Although the technology sector was the largest winner in September, the three best sectors of pure purchase activity were consumer foodstuffs (+12.66 %), facilities (+12.14 %), and consumer estimate (+11.33 %).

However, this activity was not necessarily defensive as it might seem, as Larkin indicated. His evaluation: “Although facilities shares are a classic defensive play, a large part of the purchase occurred last month in nuclear energy shares, some of which were among the largest winners in September. Also, the activity in the estimated sector of the consumer takes place largely around the shares of Megacap – with those who were withdrawn in September, and those that spread strong effects.”

With permission from e*Trade from Morgan Stanley

deepen

Aon PLC released the issue of 2025 from Wiping global risk managementNow in its nineteenth year. The survey reveals a sharp rise in the risks associated with geopolitical volatility, which has risen 12 places since 2023 to enter Top 10 global risks For the first time. The current three risks are electronic attacks, business interruption, economic slowdown or recovery.

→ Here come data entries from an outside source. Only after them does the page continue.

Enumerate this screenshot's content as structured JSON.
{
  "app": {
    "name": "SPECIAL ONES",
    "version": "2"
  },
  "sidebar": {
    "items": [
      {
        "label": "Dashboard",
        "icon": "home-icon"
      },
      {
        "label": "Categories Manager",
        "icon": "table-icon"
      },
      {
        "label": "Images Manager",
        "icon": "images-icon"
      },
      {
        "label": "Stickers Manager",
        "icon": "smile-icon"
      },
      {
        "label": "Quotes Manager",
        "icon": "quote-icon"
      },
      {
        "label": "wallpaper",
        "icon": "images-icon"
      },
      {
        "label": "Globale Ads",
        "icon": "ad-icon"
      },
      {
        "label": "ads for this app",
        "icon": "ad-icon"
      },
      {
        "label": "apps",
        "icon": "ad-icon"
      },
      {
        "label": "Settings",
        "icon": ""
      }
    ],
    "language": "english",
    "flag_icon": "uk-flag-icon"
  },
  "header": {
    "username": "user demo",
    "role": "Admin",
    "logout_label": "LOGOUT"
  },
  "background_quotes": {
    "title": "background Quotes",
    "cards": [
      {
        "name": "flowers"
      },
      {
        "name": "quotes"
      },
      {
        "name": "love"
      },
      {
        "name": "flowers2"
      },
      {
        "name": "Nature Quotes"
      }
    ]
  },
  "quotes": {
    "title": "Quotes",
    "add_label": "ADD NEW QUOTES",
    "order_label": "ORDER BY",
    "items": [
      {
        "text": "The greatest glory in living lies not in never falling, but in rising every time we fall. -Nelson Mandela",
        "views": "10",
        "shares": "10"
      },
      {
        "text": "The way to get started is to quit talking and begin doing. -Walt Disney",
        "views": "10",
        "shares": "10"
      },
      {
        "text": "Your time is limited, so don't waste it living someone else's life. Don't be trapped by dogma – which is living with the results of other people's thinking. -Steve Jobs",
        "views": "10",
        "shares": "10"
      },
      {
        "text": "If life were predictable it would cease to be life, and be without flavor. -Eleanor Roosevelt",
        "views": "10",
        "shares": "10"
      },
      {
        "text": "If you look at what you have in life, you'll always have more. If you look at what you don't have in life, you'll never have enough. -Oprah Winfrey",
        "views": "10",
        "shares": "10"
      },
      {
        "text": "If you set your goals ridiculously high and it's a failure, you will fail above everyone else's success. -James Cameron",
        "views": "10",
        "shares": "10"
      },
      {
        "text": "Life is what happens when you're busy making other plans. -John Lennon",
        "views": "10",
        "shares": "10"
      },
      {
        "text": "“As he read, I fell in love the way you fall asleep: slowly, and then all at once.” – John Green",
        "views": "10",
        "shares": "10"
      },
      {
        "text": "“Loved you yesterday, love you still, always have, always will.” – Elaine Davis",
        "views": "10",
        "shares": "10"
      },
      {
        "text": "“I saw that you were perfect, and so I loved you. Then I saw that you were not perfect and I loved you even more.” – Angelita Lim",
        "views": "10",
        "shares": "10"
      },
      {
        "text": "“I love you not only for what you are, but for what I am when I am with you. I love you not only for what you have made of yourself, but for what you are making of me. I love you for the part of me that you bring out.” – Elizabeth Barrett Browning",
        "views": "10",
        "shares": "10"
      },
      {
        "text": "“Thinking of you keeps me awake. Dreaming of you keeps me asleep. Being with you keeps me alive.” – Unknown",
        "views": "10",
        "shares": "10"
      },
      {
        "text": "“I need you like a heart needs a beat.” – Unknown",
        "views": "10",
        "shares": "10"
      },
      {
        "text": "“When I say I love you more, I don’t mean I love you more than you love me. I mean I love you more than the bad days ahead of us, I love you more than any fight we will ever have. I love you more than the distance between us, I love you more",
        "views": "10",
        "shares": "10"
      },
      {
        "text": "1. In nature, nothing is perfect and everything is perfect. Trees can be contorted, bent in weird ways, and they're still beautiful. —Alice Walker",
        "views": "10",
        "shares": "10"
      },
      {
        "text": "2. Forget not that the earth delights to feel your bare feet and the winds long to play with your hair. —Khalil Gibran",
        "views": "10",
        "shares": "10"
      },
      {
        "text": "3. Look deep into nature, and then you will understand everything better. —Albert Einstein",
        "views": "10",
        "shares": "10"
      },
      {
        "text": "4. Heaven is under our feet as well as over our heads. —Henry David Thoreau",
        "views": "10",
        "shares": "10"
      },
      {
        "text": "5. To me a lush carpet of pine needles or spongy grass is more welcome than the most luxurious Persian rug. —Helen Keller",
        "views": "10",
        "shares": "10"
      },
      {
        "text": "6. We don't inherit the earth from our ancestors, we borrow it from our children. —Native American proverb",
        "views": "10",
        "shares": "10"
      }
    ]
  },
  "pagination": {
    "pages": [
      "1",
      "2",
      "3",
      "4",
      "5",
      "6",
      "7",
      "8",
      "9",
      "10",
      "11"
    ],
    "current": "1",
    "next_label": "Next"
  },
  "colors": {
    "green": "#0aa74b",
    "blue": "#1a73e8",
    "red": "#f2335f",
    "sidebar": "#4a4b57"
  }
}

The growth of trade and geopolitical challenges reflects instability in international regions, which affects supply chains, regulations and financial performance. However, only 14 % of organizations track their exposure to the first ten risks, and only 19 % use analyzes to evaluate their insurance programs.

The report also provides an aspirational vision: by 2028, the electronic risks are expected to remain the most important, while artificial intelligence and climate change joins the 10 best concerns, which enhances the effect of technology and extreme weather on business.

Results are based on approximately 3,000 responses from risk managers and executives in 63 countries.

Hearing

“Every company wants to achieve breakthroughs with artificial intelligence. But if your data is bad, your artificial intelligence initiatives are governed from the start.”

-Beren Moore, co -founder and CEO of Ai Startup Voxel51, is written in a luck Category.